Budget 2019 has reiterated the government's flagship programmes including Digital India
Budget 2019: When Finance Minister stood at the podium in the Parliament to present her maiden Budget 2019, a lot of hopes that India’s tech industry had pinned on the government was solidified. The flagship programme of the Modi government – Digital India – was mentioned in her speech to list the achievements that have been scripted since its inception. While there were not any new subsequent programmes or initiatives this time, Digital India came across as one of the crucial ingredients that Sitharaman stressed is essential to achieve Modi’s dream of making India a $5 trillion economy.
As far as the outlay for Digital India goes, the Finance Minister did not explicitly note the allocation but the Budget literature, which was made available right after her speech, reveals the estimates have been upped to Rs 3,750 crore for the fiscal year 2019-20. It is marginally extra from last year’s Rs 3,353 crore. The government is eyeing new technologies this time, particularly Artificial Intelligence, Internet of Things, and robotics, to take Digital India forward in a country where talent attrition is a big challenge.
Sitharaman said that there will be new programmes, inclusive of many new-age skills, that will be offered to the youth of the country to empower them to “take up high-paying jobs overseas”. Of course, the demand for new-age skills is higher in western nations than India. That being said, trained professionals will acquire more employment in India if the environment is perpetually hospitable. This can be achieved through an overhaul – the area where the Budget outlay can prove to be substantially helpful.
Not only the training programmes are deemed conducive to expand Digital India but the government also wants to revolutionise the country’s transportation sector. Crippled by a concrete infrastructure, electric vehicles have not really cropped up despite the efforts of homegrown automobile companies. In the Budget 2019 speech, Sitharaman laid out the vision of mobilising the industry with a major chunk of displacement of conventional vehicles with electric vehicles.
This may come as a precursor to what Tesla may see as a silver lining to enter a high-potential market such as India to widen the reach of efficient electric cars. In 2018, Tesla CEO Elon Musk reinforced his plans to enter India by 2019, which seems possible with the government’s budgetary allocation for electric vehicles. The government has proposed exemptions in customs duty levied on the parts required to manufacture electric vehicles indigenously. The GST rates on electric vehicles have also been proposed to be lowered to 5 per cent from 12 per cent presently. For all it’s worth, Tesla may begin setting up electric charging facilities before it sets out to launch the first electric vehicle in India.

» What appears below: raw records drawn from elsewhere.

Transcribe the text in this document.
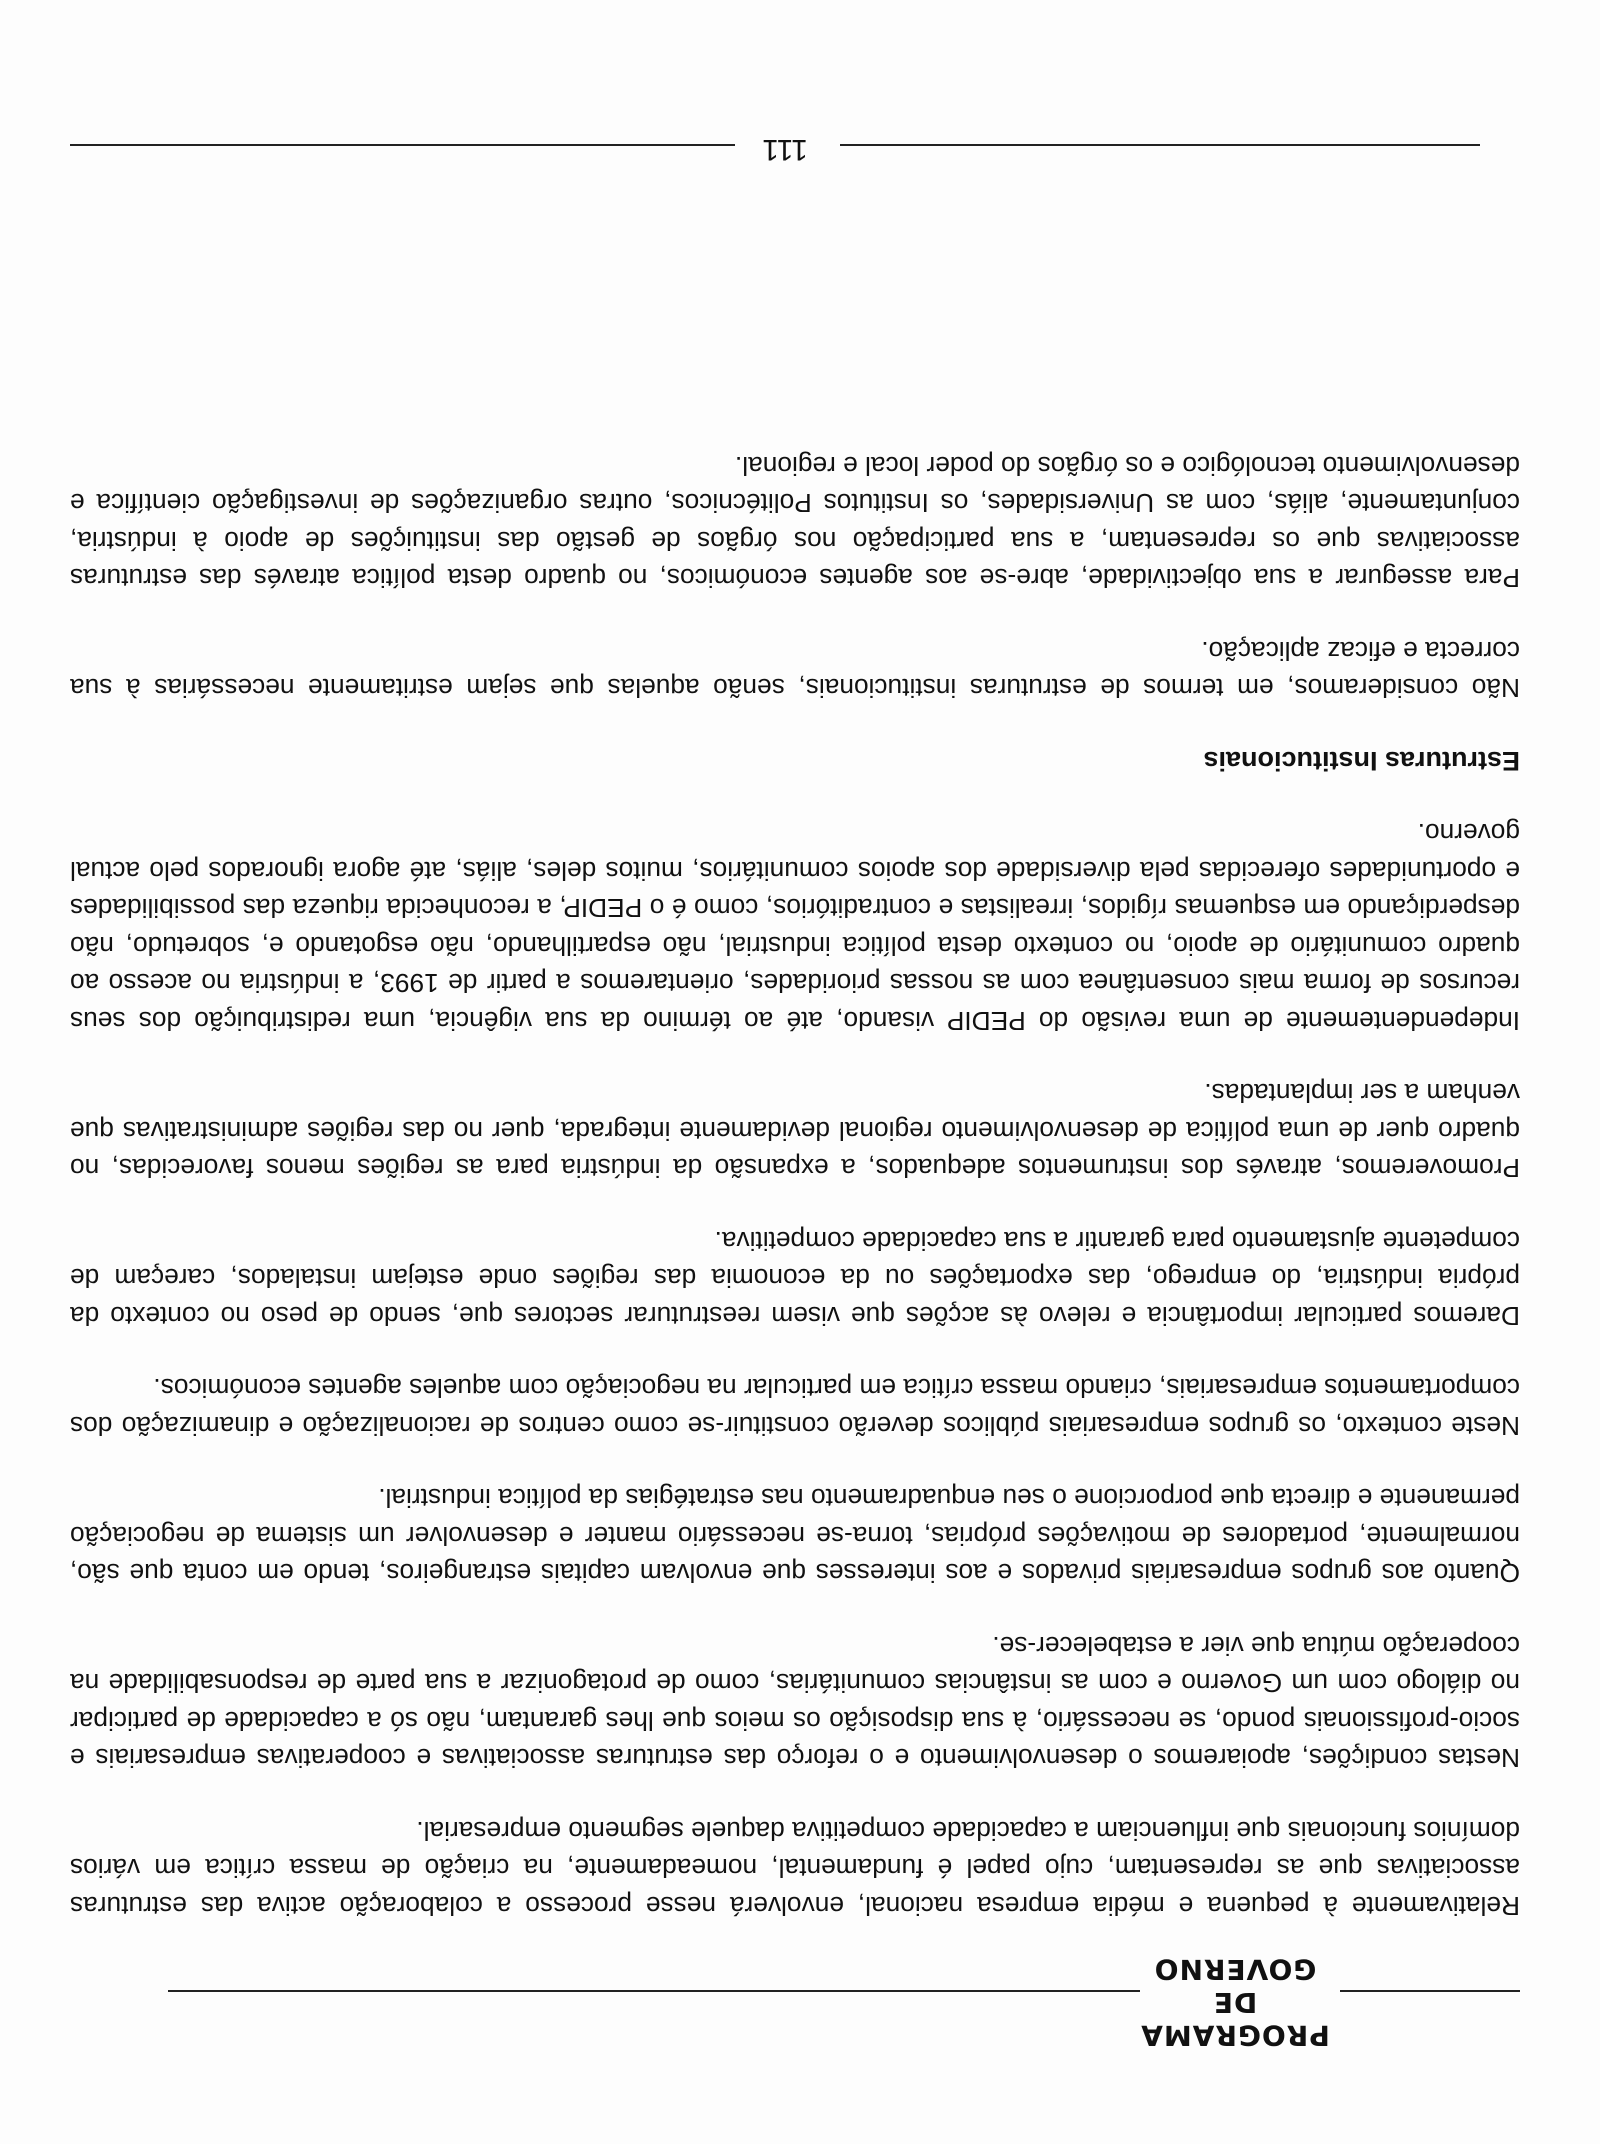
PROGRAMA
DE GOVERNO

Relativamente à pequena e média empresa nacional, envolverá nesse processo a colaboração activa das estruturas associativas que as representam, cujo papel é fundamental, nomeadamente, na criação de massa crítica em vários domínios funcionais que influenciam a capacidade competitiva daquele segmento empresarial.

Nestas condições, apoiaremos o desenvolvimento e o reforço das estruturas associativas e cooperativas empresariais e socio-profissionais pondo, se necessário, à sua disposição os meios que lhes garantam, não só a capacidade de participar no diálogo com um Governo e com as instâncias comunitárias, como de protagonizar a sua parte de responsabilidade na cooperação mútua que vier a estabelecer-se.

Quanto aos grupos empresariais privados e aos interesses que envolvam capitais estrangeiros, tendo em conta que são, normalmente, portadores de motivações próprias, torna-se necessário manter e desenvolver um sistema de negociação permanente e directa que porporcione o seu enquadramento nas estratégias da política industrial.

Neste contexto, os grupos empresariais públicos deverão constituir-se como centros de racionalização e dinamização dos comportamentos empresariais, criando massa crítica em particular na negociação com aqueles agentes económicos.

Daremos particular importância e relevo às acções que visem reestruturar sectores que, sendo de peso no contexto da própria indústria, do emprego, das exportações ou da economia das regiões onde estejam instalados, careçam de competente ajustamento para garantir a sua capacidade competitiva.

Promoveremos, através dos instrumentos adequados, a expansão da indústria para as regiões menos favorecidas, no quadro quer de uma política de desenvolvimento regional devidamente integrada, quer no das regiões administrativas que venham a ser implantadas.

Independentemente de uma revisão do PEDIP visando, até ao término da sua vigência, uma redistribuição dos seus recursos de forma mais consentânea com as nossas prioridades, orientaremos a partir de 1993, a indústria no acesso ao quadro comunitário de apoio, no contexto desta política industrial, não espartilhando, não esgotando e, sobretudo, não desperdiçando em esquemas rígidos, irrealistas e contraditórios, como é o PEDIP, a reconhecida riqueza das possibilidades e oportunidades oferecidas pela diversidade dos apoios comunitários, muitos deles, aliás, até agora ignorados pelo actual governo.

Estruturas Institucionais

Não consideramos, em termos de estruturas institucionais, senão aquelas que sejam estritamente necessárias à sua correcta e eficaz aplicação.

Para assegurar a sua objectividade, abre-se aos agentes económicos, no quadro desta política através das estruturas associativas que os representam, a sua participação nos órgãos de gestão das instituições de apoio à indústria, conjuntamente, aliás, com as Universidades, os Institutos Politécnicos, outras organizações de investigação científica e desenvolvimento tecnológico e os órgãos do poder local e regional.

111
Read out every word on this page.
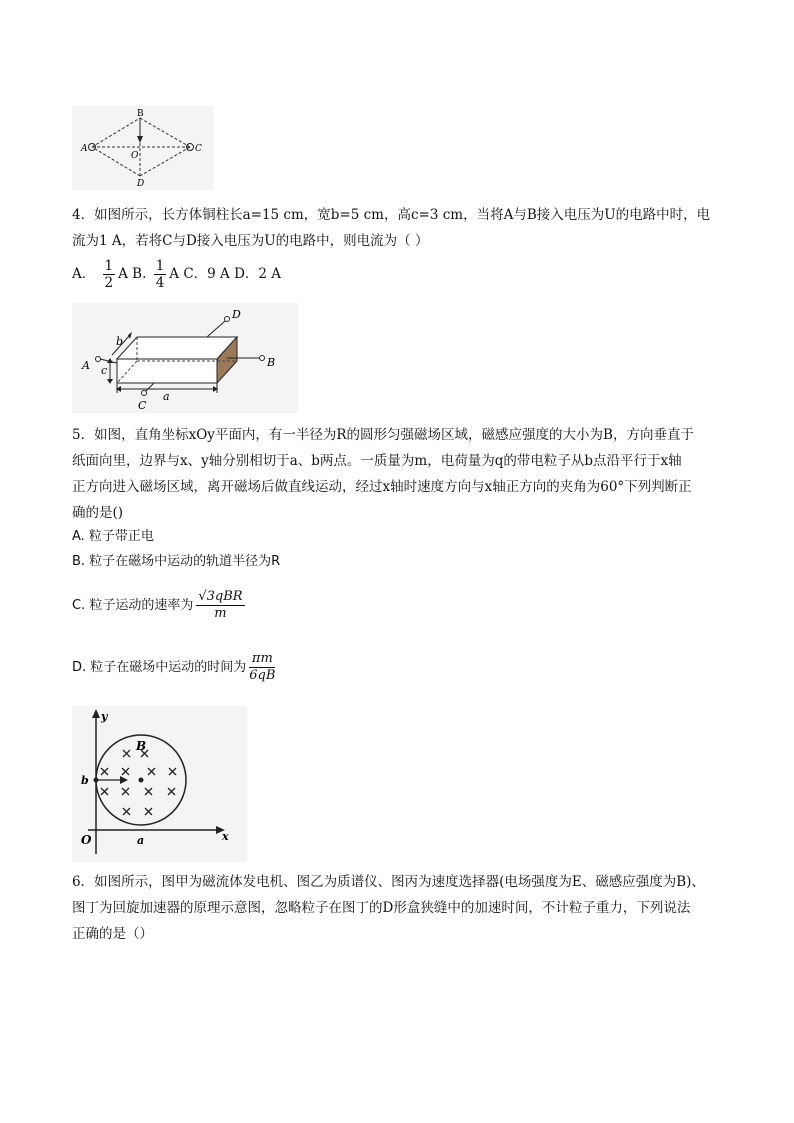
A
B
C
D
O
4．如图所示，长方体铜柱长a=15 cm，宽b=5 cm，高c=3 cm，当将A与B接入电压为U的电路中时，电
流为1 A，若将C与D接入电压为U的电路中，则电流为（ ）
A． $\frac{1}{2}$ A B. $\frac{1}{4}$ A C．9 A D．2 A
A	B
C
D
a
b
c
5．如图，直角坐标xOy平面内，有一半径为R的圆形匀强磁场区域，磁感应强度的大小为B，方向垂直于
纸面向里，边界与x、y轴分别相切于a、b两点。一质量为m，电荷量为q的带电粒子从b点沿平行于x轴
正方向进入磁场区域，离开磁场后做直线运动，经过x轴时速度方向与x轴正方向的夹角为60°下列判断正
确的是()
A. 粒子带正电
B. 粒子在磁场中运动的轨道半径为R
C. 粒子运动的速率为 $\frac{\text{√3qBR}}{m}$
D. 粒子在磁场中运动的时间为 $\frac{\pi m}{6qB}$
y
x
O	a
b
B
6．如图所示，图甲为磁流体发电机、图乙为质谱仪、图丙为速度选择器(电场强度为E、磁感应强度为B)、
图丁为回旋加速器的原理示意图，忽略粒子在图丁的D形盒狭缝中的加速时间，不计粒子重力，下列说法
正确的是（）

Sitharaman also earmarked the government’s vision of discovering new venues where solar energy can be equally contributing. It was proposed that huge investments will be diverted towards the manufacturing of plants that will augment the production of solar energy and other related technologies, such as photovoltaic cells, lithium batteries, and servers. Both the technology and the automobile industries are set to benefit from the schemes, partially if not wholly, from the changes introduced in the Union Budget 2019.